There was a time when only financial services people thought financial services was exciting, but change is in the air and the sector is looking increasingly like a des res for innovative marketers. So, in case you fancy boldly going where no brand builder has gone before, here’s a bit of a street map.
These days there is barely a financial business, some dark corner of whose cloistered halls isn’t home to a nerd in search of Nirvana. In their case this translates as a completely new business model that will make the emerging mass not-so-affluent viable for advisers and financial service providers. The race is on and adrenalin is starting to race!
The challenge is significant. Not only will future clients have significantly less money to play with, but they are telling us they don’t want a financial adviser beaming into their lives. And in some ways you can understand this. Traditional routes to saving are increasingly succumbing to the realities of the new paradigm. Growth, which for some could have in the past run into the tens of percent is now reduced to twos and threes on a good day, which makes the cost of a wealth manager look high. Nevertheless, this new market segment cannot be ignored, because in as little as three years from now they will start to look like the only show in town for many financial advisers wanting to expand their client base. That fact also adds the final straw to the burden of the sector. With operators from all financial sub-sectors converging on an integrated holistic offer in the hope (yet, I detect, not always total belief) that diversity is the answer, competition for any financially active segment is going to hot up.
However, defining the offer is just one thing the sector has to get right. Delivering it will be a big ask and as a prelude to this the players need to address the arguably bigger challenge of increasing productivity. Financial services businesses are renown for bureaucracy, paper, ponderousness and manual processes, all of which has to be addressed before they can even hope to tackle the question of a mass-market model. Nevertheless, in the words of the transformation people, the best you will get from streamlining the existing model, even if it does involve some ground up re-thinking of processes, is a fast caterpillar. Like all other sectors, what financial services need is a butterfly – an entirely new business model. Enter the disruptors. Now it gets interesting!

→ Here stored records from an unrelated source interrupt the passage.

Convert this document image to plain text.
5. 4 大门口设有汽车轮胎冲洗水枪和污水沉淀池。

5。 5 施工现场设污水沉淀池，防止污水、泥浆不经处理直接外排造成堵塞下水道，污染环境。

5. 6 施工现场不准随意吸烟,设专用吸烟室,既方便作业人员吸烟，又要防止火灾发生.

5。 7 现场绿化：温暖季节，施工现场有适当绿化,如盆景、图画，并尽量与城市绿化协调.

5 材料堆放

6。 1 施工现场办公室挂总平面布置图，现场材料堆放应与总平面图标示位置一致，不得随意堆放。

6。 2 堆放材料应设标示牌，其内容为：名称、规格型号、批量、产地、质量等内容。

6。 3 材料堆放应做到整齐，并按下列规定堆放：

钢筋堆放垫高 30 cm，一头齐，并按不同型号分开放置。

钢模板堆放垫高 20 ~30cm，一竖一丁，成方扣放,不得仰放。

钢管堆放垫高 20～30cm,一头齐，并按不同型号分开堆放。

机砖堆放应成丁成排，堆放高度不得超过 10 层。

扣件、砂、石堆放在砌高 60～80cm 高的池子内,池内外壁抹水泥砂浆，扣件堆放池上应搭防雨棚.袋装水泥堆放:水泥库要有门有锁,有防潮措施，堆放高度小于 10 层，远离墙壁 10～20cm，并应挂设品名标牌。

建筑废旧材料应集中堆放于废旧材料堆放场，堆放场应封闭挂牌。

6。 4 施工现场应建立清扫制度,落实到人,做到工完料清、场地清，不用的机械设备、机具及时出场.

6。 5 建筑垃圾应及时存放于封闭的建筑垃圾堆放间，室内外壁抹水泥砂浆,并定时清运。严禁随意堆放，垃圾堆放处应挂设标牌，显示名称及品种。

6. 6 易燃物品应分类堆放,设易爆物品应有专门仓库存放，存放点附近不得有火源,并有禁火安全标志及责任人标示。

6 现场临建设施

As in many other sectors the alligator snapping at the backside of the traditional players are tech start-ups. Nimble, enthusiastic, unburdened by legacy and irreverent, the tech boys are challenging some of the regulations that others may have wanted to before, but not had the bottle. And therein lies the real issue. Compliance may have proven necessary in the past to ensure fair play and best practice, but it is by far the greatest contributor to the sector’s current problems.
If you create rules so rigid that the people doing the work don’t have to think for themselves you condition your workforce to operate like automatons. As is the case in this secor, you evolve a passive culture and provide an excuse for inaction. The newcomers to the sector arrive with none of this burden and there is evidence that the legislators are taking note and learning from their challenges.
Conversely though, the newbies don’t have experience of operating in a regulated environment and there’s no way that the handcuffs are going to be totally removed, so while their brands might cosy-up to a younger audience they don’t have the credibility of one built on generations of financial management experience, nor will they get far without learning how to navigate these highly regulated waters. Even if they are prepared to engage in conversation with a new and trendy financial adviser, will a younger audience be prepared to hand the management of their savings to someone who doesn’t have credentials in this area? And in case we don’t have enough factors to consider, here’s another one – the old guys have deep pockets, so when they finally do ”get it” they can affect change pretty quickly by throwing money at it.
The race is on! Will the newcomers achieve financial credibility before the old fogeys learn to operate (which entails building an entirely new business model and brand) in the new environment? Right now it’s hard to tell, but one thing is for sure, the financial services sector needs real brand developers with the emphasis on “real”. If you still think that branding is about logos this is not for you, but if you recognise that brand development is about aligning an organisation, it’s structure, its practices and the minds of its people behind the delivery of a promise that means something to the market, you might just have what the UK financial services sector needs right now.